De eficacia controvertida, parece que producen una analgesia moderada de la zona donde se aplican, derivada tanto de la inhibición de las terminaciones nerviosas nociceptivas dérmicas y subdérmicas, como del efecto beneficioso del masaje en el drenaje venoso y linfático de mediadores inflamatorios, sin descartar un cierto efecto placebo.

Son agentes bien tolerados y en general del agrado de los pacientes. De especial interés en pacientes con artrosis y dolor de leve a moderado, que no responden a paracetamol y que no desean pasar a otro tratamiento sistémico. Su uso es apropiado tanto como tratamiento coadyuvante a la terapia oral, como en monoterapia.

Cabe destacar los AINE y la capsaicina tópica.

Múltiples AINE están disponibles en forma tópica. Distintos ensayos comparan diclofenaco y eltenaco tópicos con placebo, demostrando mejoría significativa en el alivio doloroso en el grupo tratado (57,58). Un ensayo realizado por nosotros demostró que el piroxicam administrado con cremophor fue eficaz en el tratamiento del dolor y el edema de pacientes con artrosis de rodilla (59).

Los AINE tópicos tienen un gran nivel de seguridad, siendo las reacciones cutáneas locales la principal complicación. Un gran estudio casos-control no encontró asociación alguna entre el empleo de AINE tópicos y complicaciones gastrointestinales (60).
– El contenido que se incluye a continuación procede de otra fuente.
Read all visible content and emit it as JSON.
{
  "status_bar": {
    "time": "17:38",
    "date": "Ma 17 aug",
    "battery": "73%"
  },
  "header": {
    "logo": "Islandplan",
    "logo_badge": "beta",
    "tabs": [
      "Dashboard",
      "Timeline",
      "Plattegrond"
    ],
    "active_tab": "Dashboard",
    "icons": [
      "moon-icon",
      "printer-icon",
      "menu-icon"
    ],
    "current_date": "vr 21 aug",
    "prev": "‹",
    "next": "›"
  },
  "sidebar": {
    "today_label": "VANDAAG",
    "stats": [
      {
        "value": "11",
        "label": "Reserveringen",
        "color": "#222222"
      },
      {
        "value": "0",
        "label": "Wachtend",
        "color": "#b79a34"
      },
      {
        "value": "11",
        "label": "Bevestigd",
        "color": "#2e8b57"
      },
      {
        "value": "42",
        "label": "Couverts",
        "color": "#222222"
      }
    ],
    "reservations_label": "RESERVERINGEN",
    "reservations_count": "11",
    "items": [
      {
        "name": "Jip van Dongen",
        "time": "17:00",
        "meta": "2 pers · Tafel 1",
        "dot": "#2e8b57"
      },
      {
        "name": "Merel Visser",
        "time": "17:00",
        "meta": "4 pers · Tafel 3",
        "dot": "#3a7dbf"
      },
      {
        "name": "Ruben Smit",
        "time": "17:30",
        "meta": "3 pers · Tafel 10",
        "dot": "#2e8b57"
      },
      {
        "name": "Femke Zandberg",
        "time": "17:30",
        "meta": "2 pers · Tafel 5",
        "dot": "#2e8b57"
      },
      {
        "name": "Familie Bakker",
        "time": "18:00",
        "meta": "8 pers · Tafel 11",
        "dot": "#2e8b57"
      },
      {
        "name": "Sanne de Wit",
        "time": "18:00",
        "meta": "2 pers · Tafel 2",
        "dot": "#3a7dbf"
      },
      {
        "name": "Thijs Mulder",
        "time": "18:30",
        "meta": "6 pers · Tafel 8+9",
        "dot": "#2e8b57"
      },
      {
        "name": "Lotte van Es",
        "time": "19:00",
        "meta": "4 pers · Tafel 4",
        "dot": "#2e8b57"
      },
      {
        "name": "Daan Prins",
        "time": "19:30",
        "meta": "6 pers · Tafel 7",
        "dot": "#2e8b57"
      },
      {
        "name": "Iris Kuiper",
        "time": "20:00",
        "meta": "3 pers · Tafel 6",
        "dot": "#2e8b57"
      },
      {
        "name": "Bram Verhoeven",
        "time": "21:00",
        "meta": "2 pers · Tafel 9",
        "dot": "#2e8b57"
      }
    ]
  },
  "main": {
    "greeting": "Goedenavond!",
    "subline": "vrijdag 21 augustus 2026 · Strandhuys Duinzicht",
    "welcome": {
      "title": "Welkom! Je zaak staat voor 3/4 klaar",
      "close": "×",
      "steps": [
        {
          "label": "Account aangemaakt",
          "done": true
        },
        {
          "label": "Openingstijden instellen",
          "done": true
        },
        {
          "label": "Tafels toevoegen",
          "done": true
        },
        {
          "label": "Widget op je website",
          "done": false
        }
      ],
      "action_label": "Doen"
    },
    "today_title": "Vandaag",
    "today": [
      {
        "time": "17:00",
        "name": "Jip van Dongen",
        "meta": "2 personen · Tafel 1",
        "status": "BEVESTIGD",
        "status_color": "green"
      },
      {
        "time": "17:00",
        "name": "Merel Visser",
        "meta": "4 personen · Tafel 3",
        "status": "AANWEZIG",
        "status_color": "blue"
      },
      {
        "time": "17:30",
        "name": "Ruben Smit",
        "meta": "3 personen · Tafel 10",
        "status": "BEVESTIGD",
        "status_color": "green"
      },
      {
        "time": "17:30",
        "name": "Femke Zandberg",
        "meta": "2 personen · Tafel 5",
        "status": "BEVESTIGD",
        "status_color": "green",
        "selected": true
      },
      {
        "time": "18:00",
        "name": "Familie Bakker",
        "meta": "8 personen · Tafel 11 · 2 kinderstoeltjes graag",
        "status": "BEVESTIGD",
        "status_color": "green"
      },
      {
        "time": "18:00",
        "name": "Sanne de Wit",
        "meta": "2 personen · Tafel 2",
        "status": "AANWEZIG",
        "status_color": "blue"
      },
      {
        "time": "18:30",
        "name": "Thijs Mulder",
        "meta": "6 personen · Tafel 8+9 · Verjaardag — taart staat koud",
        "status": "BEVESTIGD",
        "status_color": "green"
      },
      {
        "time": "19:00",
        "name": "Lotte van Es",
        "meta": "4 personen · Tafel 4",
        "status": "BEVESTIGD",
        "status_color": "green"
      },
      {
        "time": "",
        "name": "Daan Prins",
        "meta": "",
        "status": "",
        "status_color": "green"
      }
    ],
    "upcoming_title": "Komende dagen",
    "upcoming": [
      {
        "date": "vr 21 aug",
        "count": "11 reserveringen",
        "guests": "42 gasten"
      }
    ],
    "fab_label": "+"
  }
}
La capsaicina al 0,025%, fármaco que actúa sobre los receptores VR-1 desensibilizando de manera reversible las fibras C nociceptivas, está usándose ampliamente en la artrosis, habiendo buena evidencia de su eficacia principalmente en la artrosis de rodilla, donde parece que el beneficio es sostenido en el tiempo (61,62). No se han comunicado efectos secundarios sistémicos, siendo frecuente una sensación de quemazón local, que raramente obliga a interrumpir la terapia (2,15).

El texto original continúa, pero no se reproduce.